Metabolomic analysis of ACM, plasma, CSF and brain tissue
30m
Sample preparation - biological fluids and tissue
Mix 50 µL of ACM or plasma with 50 µL of ice-cold TCA extraction buffer containing labeled internal standards.

Note
Internal standards: 13C5 ornithine (Cat# CLM-4724-H-PK), 13C4 putrescine (Cat# CLM-6574-PK), 13C4 spermidine (Cat# CLM-9435-PK) and Dspermine (Cat# DLM-9262-PK) from Cambridge Isotope Laboratories, Inc.

For cerebrospinal fluid (CSF), combine each sample with an equal volume of ice-cold 6% TCA extraction buffer containing labeled internal standards.
Note
Due to the limited volume obtained per animal, a subset of CSF samples may need to be pooled prior to extraction to ensure sufficient material for LC-MS/MS analysis.
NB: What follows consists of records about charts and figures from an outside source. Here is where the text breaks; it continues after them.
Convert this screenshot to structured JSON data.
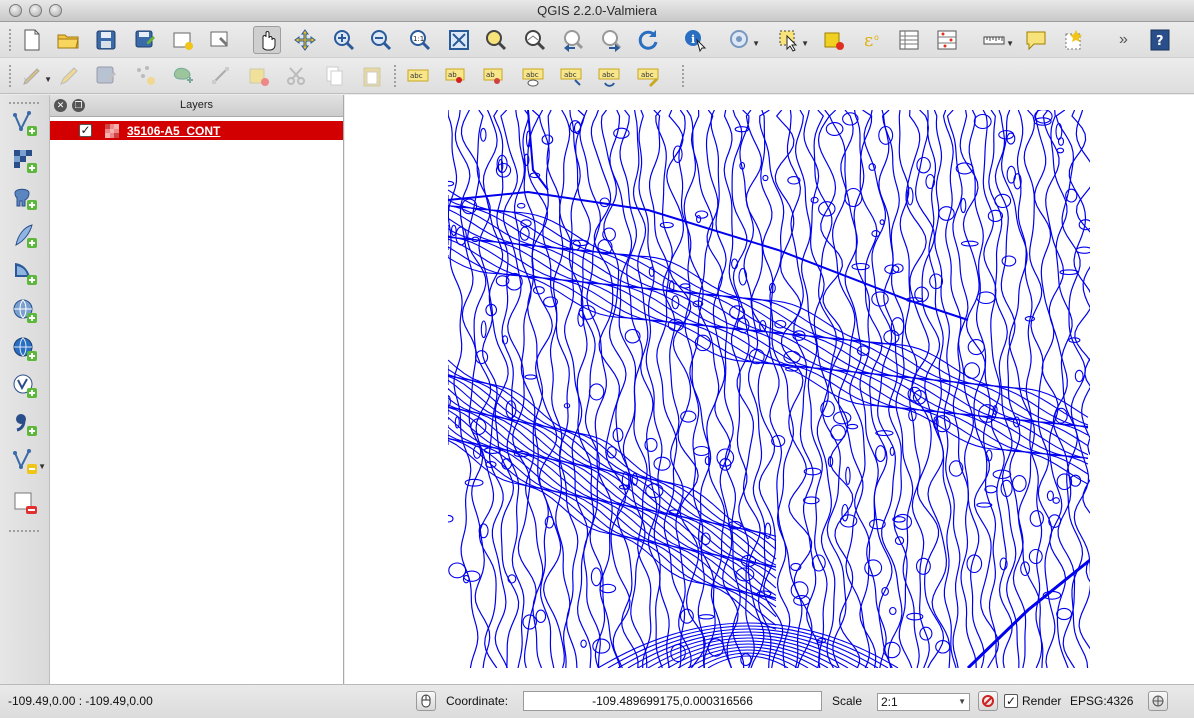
{
  "window": {
    "title": "QGIS 2.2.0-Valmiera"
  },
  "toolbar1": {
    "buttons": [
      {
        "name": "new-project-icon",
        "interactable": true
      },
      {
        "name": "open-project-icon",
        "interactable": true
      },
      {
        "name": "save-project-icon",
        "interactable": true
      },
      {
        "name": "save-as-icon",
        "interactable": true
      },
      {
        "name": "new-print-composer-icon",
        "interactable": true
      },
      {
        "name": "composer-manager-icon",
        "interactable": true
      },
      {
        "name": "pan-map-icon",
        "interactable": true
      },
      {
        "name": "pan-to-selection-icon",
        "interactable": true
      },
      {
        "name": "zoom-in-icon",
        "interactable": true
      },
      {
        "name": "zoom-out-icon",
        "interactable": true
      },
      {
        "name": "zoom-native-resolution-icon",
        "interactable": true
      },
      {
        "name": "zoom-full-icon",
        "interactable": true
      },
      {
        "name": "zoom-to-selection-icon",
        "interactable": true
      },
      {
        "name": "zoom-to-layer-icon",
        "interactable": true
      },
      {
        "name": "zoom-last-icon",
        "interactable": true
      },
      {
        "name": "zoom-next-icon",
        "interactable": true
      },
      {
        "name": "refresh-icon",
        "interactable": true
      },
      {
        "name": "identify-features-icon",
        "interactable": true
      },
      {
        "name": "map-tips-icon",
        "interactable": true
      },
      {
        "name": "select-features-icon",
        "interactable": true
      },
      {
        "name": "deselect-features-icon",
        "interactable": true
      },
      {
        "name": "field-calculator-icon",
        "interactable": true
      },
      {
        "name": "attribute-table-icon",
        "interactable": true
      },
      {
        "name": "statistical-summary-icon",
        "interactable": true
      },
      {
        "name": "measure-line-icon",
        "interactable": true
      },
      {
        "name": "text-annotation-icon",
        "interactable": true
      },
      {
        "name": "new-bookmark-icon",
        "interactable": true
      },
      {
        "name": "help-icon",
        "interactable": true
      }
    ]
  },
  "toolbar2": {
    "label_button_text": "abc"
  },
  "layers_panel": {
    "title": "Layers",
    "layers": [
      {
        "name": "35106-A5_CONT",
        "checked": true,
        "selected": true
      }
    ]
  },
  "map": {
    "contour_color": "#0000ee",
    "background_color": "#ffffff"
  },
  "statusbar": {
    "extent_text": "-109.49,0.00 : -109.49,0.00",
    "coordinate_label": "Coordinate:",
    "coordinate_value": "-109.489699175,0.000316566",
    "scale_label": "Scale",
    "scale_value": "2:1",
    "render_label": "Render",
    "render_checked": true,
    "crs_text": "EPSG:4326"
  },
  "colors": {
    "selected_layer_bg": "#d20000",
    "contour_blue": "#0000ee"
  }
}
Pool samples across animals of the same genotype and sex. Pooled samples are processed identically to individual samples. In figures, represent individual samples as filled symbols and pooled samples as open symbols.

For cortical brain tissue (15–30 mg), add 250 µL of ice-cold TCA extraction buffer containing labeled internal standards and homogenize samples in Ribolyser tubes to ensure thorough extraction.
Centrifuge and collect 40 µL of supernatant for derivatization.

Derivatization
Add 360 µL of sodium carbonate buffer and 10 µL of isobutyl chloroformate.

Incubate at 35 °C for 00:30:00 .

30m
Transfer to an MS vial.
LC-MS analysis
Load 50 µL onto the LC system with a VanGuard Pre-column.
Apply a gradient:
- 0–0.67 min: 5% B, flow rate 1.8 mL/min to waste
- 0.67–1 min: 5–35% B
- 1–1.1 min: Flow reduced to 0.3 mL/min, increase to 36% B
- 1.1–3 min: Linear increase to 85% B, hold until 4.7 min
- 4.7–4.73 min: Redirect flow to waste, decrease flow to 1.8 mL/min
- 4.73–4.86 min: Decrease to 5% B, equilibrate
Maintain column temperature at 25 °C .

Data analysis
Integrate peak areas using El-Maven (Elucidata).